UMA MARATONA NO NORTE – MARATONA DO PORTO 2014

Depois da participação na Maratona de Lisboa em Outubro, uma nova “aventura” surgiu com o início de Novembro.

Na véspera, pelo início da manhã 4 autocarros estacionados no Campo Grande eram preenchidos por atletas. O destino era a cidade do Porto, O objectivo, a maratona.

A viagem foi uma relaxada deslocação com paragem na estação de serviço do Pombal.
Das conversas iniciadas sobre a corrida, família e política, passou-se para frases soltas e acenos de cabeça circunstanciais.
Começaram a surgir os primeiros phones nos ouvidos e tablets luminosos.

Nesta viagem aproveitei a companhia do Pedro R do Clube de Corrida. Fizemos uma planificação da deslocação e acomodação.
Através da internet apercebemo-nos que havia alguém a organizar uma deslocação colectiva ao Porto. Com a agregação de várias pessoas conseguia-se, talvez, um preço simpático para a viagem de ida e volta ao Porto. Nunca pensámos que sairia tão barato (12€50) e que seriam 4 autocarros. O problema da deslocação estava resolvido.

Ao longo da viagem fomos afinando os pormenores quanto ao levantamento dos dorsais, estadia e refeições.
Quase tudo foi conseguido excepto a questão dos duches pós corrida.

Por volta das 13H00, chegámos ao Porto, via ponte do Freixo.
A zona ribeirinha apresentava-se tranquila, um sol acolhedor fazia-se sentir e aqui e ali, turistas de mapa na mão admiravam o rio.

O local de estacionamento era excelente. À beira rio, mesmo ao lado da antiga alfândega do Porto e a 5 minutos da praça de táxis. Mesmo como convinha.

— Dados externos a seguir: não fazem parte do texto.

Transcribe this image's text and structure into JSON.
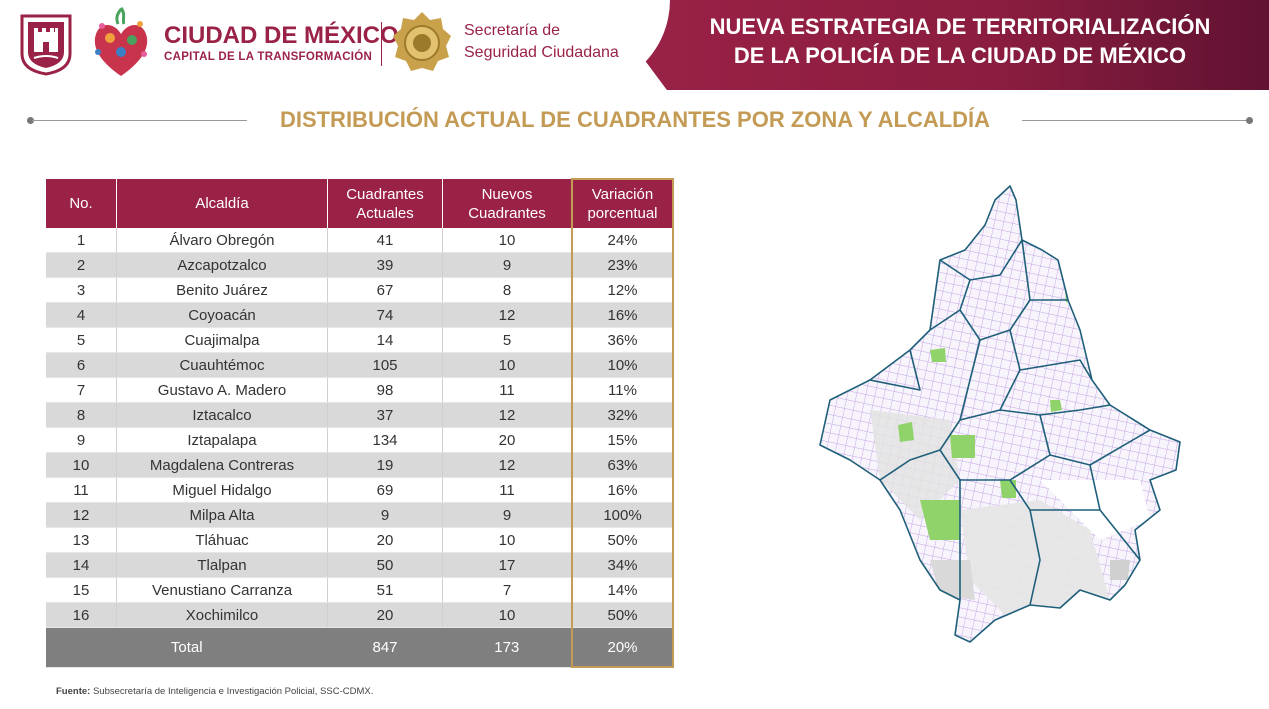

No entanto 4 autocarros ao mesmo tempo, traz sempre algum “congestionamento humano” e foi isso que explicou a demora no levantamento dos dorsais.
O edifício antigo, em pedra, mas remodelado, albergava todo os “serviços” da organização. Foi aqui que levantámos os dorsais e os activámos no sistema, recebemos todo o merchadising da corrida (mochila, tshirt, brindes dos patrocinadores, fotos instantâneas e panfletos promocionais das próximas maratonas e mapa turístico da cidade).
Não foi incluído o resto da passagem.